“When walking, walk. When eating, eat.” — Zen proverb
The post-holiday nutritional about-face never fails to amaze me: Magazines highlighting holiday fudge recipes last month are now promoting juice cleanses. Grocery shelves that tempted with candy and chocolate chips now abound with vegetable powders and fiber bars. Foods are labeled “good” or “bad” — leading us to feel “virtuous” or “guilty” based on our choices and perpetuating an unhealthy relationship with food.
Instead of focusing on how you will “cleanse” yourself from holiday indulgences, consider a mindful approach to eating all year.
Do you eat mindlessly?
Have you ever reached the bottom of a bag of chips while watching TV, realizing you don’t even really remember eating them? Do you eat all the food on your plate as quickly as you can? Do you find yourself opening the pantry doors, grabbing the first thing you see without asking yourself if you are even hungry in the first place?
These are all examples of mindless eating. While we all eat this way from time to time, frequent mindless eating can lead to less enjoyment of your food, as well as eating too much.
What is mindful eating?
According to The Center for Mindful Eating, mindful eating involves choosing to eat food that is pleasing to you, nourishing to your body and using all your senses to explore, savor and taste. Mindful eating is also learning to be aware of physical hunger and cues that guide your decision to begin eating and to stop eating.
Mindful eating is not about deprivation or guilt. It is about truly experiencing your foods, which can help you feel more satisfied after eating less.
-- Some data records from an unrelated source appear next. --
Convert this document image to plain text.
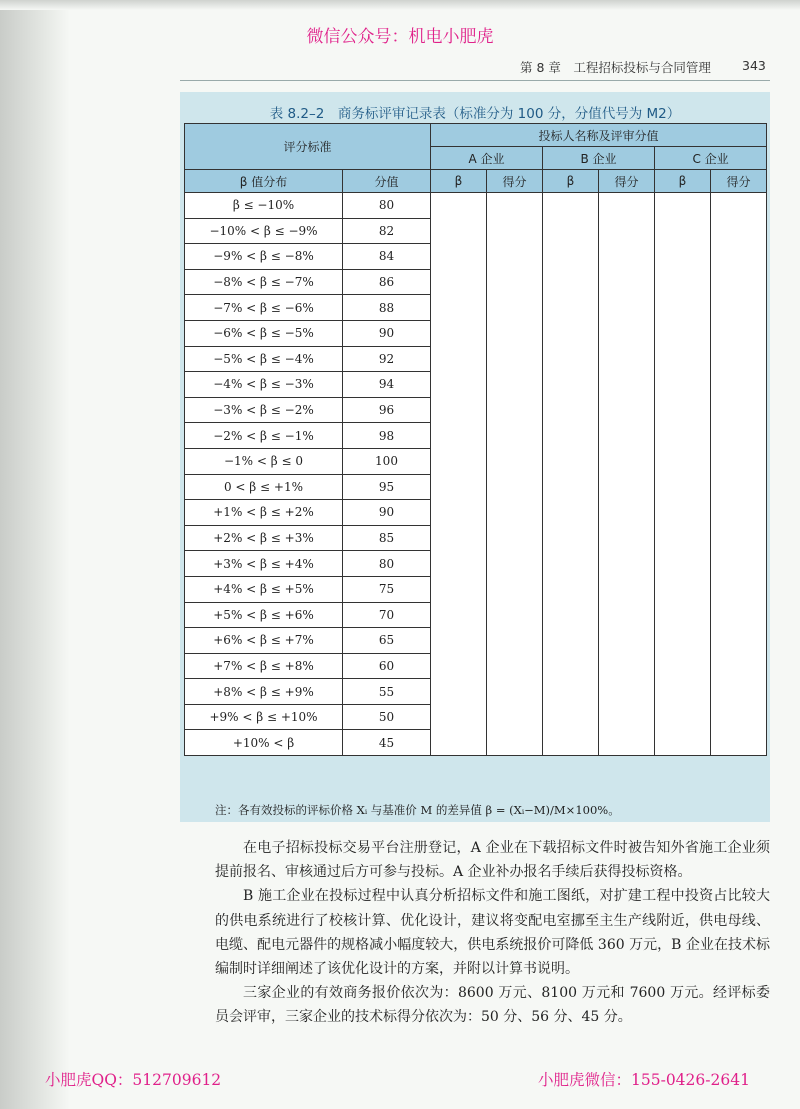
微信公众号：机电小肥虎
第 8 章　工程招标投标与合同管理 343
表 8.2–2　商务标评审记录表（标准分为 100 分，分值代号为 M2）
评分标准		投标人名称及评审分值					
		A 企业		B 企业		C 企业	
β 值分布	分值	β	得分	β	得分	β	得分
β ≤ −10%	80						
−10% < β ≤ −9%	82						
−9% < β ≤ −8%	84						
−8% < β ≤ −7%	86						
−7% < β ≤ −6%	88						
−6% < β ≤ −5%	90						
−5% < β ≤ −4%	92						
−4% < β ≤ −3%	94						
−3% < β ≤ −2%	96						
−2% < β ≤ −1%	98						
−1% < β ≤ 0	100						
0 < β ≤ +1%	95						
+1% < β ≤ +2%	90						
+2% < β ≤ +3%	85						
+3% < β ≤ +4%	80						
+4% < β ≤ +5%	75						
+5% < β ≤ +6%	70						
+6% < β ≤ +7%	65						
+7% < β ≤ +8%	60						
+8% < β ≤ +9%	55						
+9% < β ≤ +10%	50						
+10% < β	45						
注：各有效投标的评标价格 Xᵢ 与基准价 M 的差异值 β = (Xᵢ−M)/M×100%。

在电子招标投标交易平台注册登记，A 企业在下载招标文件时被告知外省施工企业须提前报名、审核通过后方可参与投标。A 企业补办报名手续后获得投标资格。

B 施工企业在投标过程中认真分析招标文件和施工图纸，对扩建工程中投资占比较大的供电系统进行了校核计算、优化设计，建议将变配电室挪至主生产线附近，供电母线、电缆、配电元器件的规格减小幅度较大，供电系统报价可降低 360 万元，B 企业在技术标编制时详细阐述了该优化设计的方案，并附以计算书说明。

三家企业的有效商务报价依次为：8600 万元、8100 万元和 7600 万元。经评标委员会评审，三家企业的技术标得分依次为：50 分、56 分、45 分。

小肥虎QQ：512709612	小肥虎微信：155-0426-2641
Mindful eating is not a weight-loss plan, though several studies indicate it can help with weight loss and disordered eating, including binge eating.
How can I eat mindfully?
Like any new skill, mindful eating takes practice and can feel a bit awkward at first. Here are some tips to get you started.
Eat in a set place: Minimize distractions such as television and electronic devices. Sit down to eat (at the table, not at your desk or on the couch). Eat off a plate, not directly from the package.
Focus on what you are about to eat: Take a moment to be thankful for the food in front of you. Take notice of the food on your plate. Before you even take the first bite, let your eyes take in the shape and color of the food; let your nose take in the aromas.
Focus on the act of eating: Observe any physical or emotional sensations, such as stress, hunger or fatigue. Chew your food slowly; take in the texture and the sensations in your mouth. Enjoy your food without guilt or judgment. Begin to notice when the food does not have as much flavor. The most flavor is in the first few bites. Aim to eat to the point of being “satisfied” — not “full” or “stuffed”.
Rest assured, eating a few treats from time to time will not derail your ongoing efforts. By eating mindfully, you will be more likely to actually enjoy the treats and feel satisfied. Building a healthy relationship with food is a plan that will not fluctuate with the seasons.